After his years of studies and working in computer labs he decided to found his own company, Juniper Networks. So, in 1996, along with Dennis Ferguson and Bjorn Liencres, he established the company in California.

Early Story

Pradeep got the idea of founding his company while he was on a vacation in 1995. He wanted to switch the conventional circuit switching to packet switching. Pradeep, after his years of experience, thought that it would be better for transferring data. This is because after one fixed data packet is transmitted through a channel it will then be fully available for another one. Well, he might have got the idea from energy packets in quantum physics.

Success and Growth

Pradeep started the company with a seed funding of $2million. But, within the first year of its operation, the company raised another $12 million. In 1997, the company received $8 million in venture funding. This year the company received an additional $40 million in a funding round which witnessed the presence of companies like Nortel, 3Com, etc. Other investors of Juniper include Qwest and AT&T.

Within four years, the company’s annual revenue summed up to $3.8 million. M40 router was the only product of the company and only one product was sold to more than fifty telecommunication companies. The company also came into a joint partnership with Alcatel and Ericsson to expand itself in foreign markets.

The company gradually expanded in Asian countries like Japan, India, etc. This helped Juniper increase its market share from 6% in 1998 to more than 20% in 2000. Juniper filed its first IPO in April 1999 and by July 1999 its valuation became $7 billion. The growth of the company was jaw-dropping and it became the “latest darling of the Wall Street”.

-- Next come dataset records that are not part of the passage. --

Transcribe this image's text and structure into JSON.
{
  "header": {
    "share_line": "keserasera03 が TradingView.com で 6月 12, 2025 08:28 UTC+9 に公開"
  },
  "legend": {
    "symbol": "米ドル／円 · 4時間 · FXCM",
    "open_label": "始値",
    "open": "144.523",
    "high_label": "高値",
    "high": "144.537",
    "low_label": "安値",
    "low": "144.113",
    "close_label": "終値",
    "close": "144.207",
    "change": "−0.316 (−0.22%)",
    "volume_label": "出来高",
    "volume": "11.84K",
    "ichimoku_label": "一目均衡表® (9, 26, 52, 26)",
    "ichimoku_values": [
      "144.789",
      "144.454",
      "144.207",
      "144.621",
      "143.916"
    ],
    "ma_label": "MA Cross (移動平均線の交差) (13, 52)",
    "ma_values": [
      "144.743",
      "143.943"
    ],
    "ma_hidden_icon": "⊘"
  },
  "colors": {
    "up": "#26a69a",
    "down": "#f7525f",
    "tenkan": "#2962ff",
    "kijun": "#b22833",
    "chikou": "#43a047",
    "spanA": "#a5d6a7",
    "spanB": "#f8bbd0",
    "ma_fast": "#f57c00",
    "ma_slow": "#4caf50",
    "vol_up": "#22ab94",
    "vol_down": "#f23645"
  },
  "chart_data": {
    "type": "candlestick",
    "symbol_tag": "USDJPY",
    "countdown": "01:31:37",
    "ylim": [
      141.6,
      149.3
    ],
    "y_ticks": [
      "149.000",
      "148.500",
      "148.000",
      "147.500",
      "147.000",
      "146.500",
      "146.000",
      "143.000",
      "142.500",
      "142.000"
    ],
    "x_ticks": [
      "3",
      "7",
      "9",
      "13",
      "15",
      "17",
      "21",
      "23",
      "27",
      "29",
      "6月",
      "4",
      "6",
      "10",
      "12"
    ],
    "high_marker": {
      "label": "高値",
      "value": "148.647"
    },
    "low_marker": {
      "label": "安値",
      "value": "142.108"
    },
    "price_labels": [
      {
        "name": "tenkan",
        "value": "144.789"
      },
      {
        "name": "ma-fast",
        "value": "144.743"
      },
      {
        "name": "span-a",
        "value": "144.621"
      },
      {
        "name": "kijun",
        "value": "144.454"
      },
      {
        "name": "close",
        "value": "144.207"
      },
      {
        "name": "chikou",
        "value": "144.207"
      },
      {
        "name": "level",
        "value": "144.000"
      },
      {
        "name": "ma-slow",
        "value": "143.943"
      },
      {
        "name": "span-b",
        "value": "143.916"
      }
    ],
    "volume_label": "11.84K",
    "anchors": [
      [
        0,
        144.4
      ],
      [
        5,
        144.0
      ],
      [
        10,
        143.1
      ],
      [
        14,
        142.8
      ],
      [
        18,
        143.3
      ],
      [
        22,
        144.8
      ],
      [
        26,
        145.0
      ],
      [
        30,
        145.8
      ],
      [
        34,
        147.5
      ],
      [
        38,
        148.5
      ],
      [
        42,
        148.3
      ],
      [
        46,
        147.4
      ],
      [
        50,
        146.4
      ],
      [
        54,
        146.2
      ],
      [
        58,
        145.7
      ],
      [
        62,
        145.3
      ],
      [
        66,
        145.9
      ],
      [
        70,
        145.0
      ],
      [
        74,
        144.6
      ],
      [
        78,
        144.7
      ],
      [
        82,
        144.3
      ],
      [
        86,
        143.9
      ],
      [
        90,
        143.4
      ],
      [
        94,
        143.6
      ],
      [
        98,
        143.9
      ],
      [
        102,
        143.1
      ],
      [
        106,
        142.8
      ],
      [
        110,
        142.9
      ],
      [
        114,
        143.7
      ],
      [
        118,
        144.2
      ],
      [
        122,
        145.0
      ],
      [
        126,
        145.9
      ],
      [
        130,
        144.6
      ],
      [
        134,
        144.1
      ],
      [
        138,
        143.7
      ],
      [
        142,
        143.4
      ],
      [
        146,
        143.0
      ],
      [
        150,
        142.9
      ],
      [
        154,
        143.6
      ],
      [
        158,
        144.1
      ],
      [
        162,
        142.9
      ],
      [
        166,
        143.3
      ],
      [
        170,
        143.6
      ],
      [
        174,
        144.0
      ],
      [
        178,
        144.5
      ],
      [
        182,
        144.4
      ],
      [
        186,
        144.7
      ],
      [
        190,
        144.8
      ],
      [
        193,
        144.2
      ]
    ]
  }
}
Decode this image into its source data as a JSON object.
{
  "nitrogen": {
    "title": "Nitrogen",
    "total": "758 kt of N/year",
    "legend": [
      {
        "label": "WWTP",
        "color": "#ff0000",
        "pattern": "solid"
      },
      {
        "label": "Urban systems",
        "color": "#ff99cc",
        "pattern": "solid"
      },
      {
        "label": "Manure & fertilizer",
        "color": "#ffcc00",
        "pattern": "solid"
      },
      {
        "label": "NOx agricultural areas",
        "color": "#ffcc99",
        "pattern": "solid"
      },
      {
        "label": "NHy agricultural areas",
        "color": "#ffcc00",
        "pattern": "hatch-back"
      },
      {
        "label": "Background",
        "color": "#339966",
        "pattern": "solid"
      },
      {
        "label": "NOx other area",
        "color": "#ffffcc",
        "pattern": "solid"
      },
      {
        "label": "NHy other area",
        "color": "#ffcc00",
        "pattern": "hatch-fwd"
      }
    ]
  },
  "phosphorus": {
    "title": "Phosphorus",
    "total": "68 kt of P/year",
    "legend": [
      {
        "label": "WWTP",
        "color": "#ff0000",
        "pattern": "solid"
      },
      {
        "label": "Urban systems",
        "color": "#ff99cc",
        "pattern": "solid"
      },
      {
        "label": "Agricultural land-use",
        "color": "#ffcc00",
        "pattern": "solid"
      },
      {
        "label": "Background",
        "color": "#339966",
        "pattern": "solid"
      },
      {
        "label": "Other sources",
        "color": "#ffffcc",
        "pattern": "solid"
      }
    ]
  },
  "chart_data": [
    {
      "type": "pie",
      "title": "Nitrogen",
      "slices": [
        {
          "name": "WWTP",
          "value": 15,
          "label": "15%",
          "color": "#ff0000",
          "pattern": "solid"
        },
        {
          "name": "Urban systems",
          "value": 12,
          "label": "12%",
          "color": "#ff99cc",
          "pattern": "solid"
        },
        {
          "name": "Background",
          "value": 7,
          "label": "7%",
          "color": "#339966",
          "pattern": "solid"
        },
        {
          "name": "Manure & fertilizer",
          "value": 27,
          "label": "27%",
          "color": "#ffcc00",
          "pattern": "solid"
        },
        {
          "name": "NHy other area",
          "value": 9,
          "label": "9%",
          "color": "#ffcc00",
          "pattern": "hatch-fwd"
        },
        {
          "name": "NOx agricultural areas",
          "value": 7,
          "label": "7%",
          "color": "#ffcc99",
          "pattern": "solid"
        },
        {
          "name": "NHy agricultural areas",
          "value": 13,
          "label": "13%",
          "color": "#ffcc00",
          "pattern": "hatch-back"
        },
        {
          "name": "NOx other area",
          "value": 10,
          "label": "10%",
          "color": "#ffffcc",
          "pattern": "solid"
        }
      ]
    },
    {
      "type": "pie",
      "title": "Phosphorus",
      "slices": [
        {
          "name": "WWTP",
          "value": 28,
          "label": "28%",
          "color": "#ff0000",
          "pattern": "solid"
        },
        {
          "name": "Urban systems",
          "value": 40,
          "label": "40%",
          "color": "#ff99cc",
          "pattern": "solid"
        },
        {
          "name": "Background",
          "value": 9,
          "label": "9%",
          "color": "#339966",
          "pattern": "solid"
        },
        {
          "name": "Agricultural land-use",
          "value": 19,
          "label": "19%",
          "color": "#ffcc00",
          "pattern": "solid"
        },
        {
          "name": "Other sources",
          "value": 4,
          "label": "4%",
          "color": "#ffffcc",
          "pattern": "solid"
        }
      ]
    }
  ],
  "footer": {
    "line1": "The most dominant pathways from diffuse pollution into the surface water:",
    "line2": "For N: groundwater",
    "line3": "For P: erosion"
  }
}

The company’s sell decreased during the time of dot-com bust but again after 2004, it was back on track. In 2005, the company’s annual revenue surpassed $2 billion.

The Indian Market

Juniper has its development sites in Boston, Silicon Valley, Canada, and India. Among all these centers, Pradeep says the best R&D is carried out in India. India is a very crucial market for Juniper Networks but the most important scope for development as well. According to Pradeep Sindhu, the development site was founded in India to solve the level of complexity that cannot be done in the U.S.

When a company is handling a networking issue, it has different layers of complexity. And, the engineers in India can solve every layer from scratch. Pradeep also said that he loves hiring fresh talents from the Indian schools who are brimming with talent and enthusiasm. In 2018, the total employees of Juniper were 9,000 among which 2,600 belonged to Indian offices.

He is truly proud of the Indian market from both the aspect of market growth and solving critical missions. Pradeep wants to keep investing in the Indian market for the betterment of the company.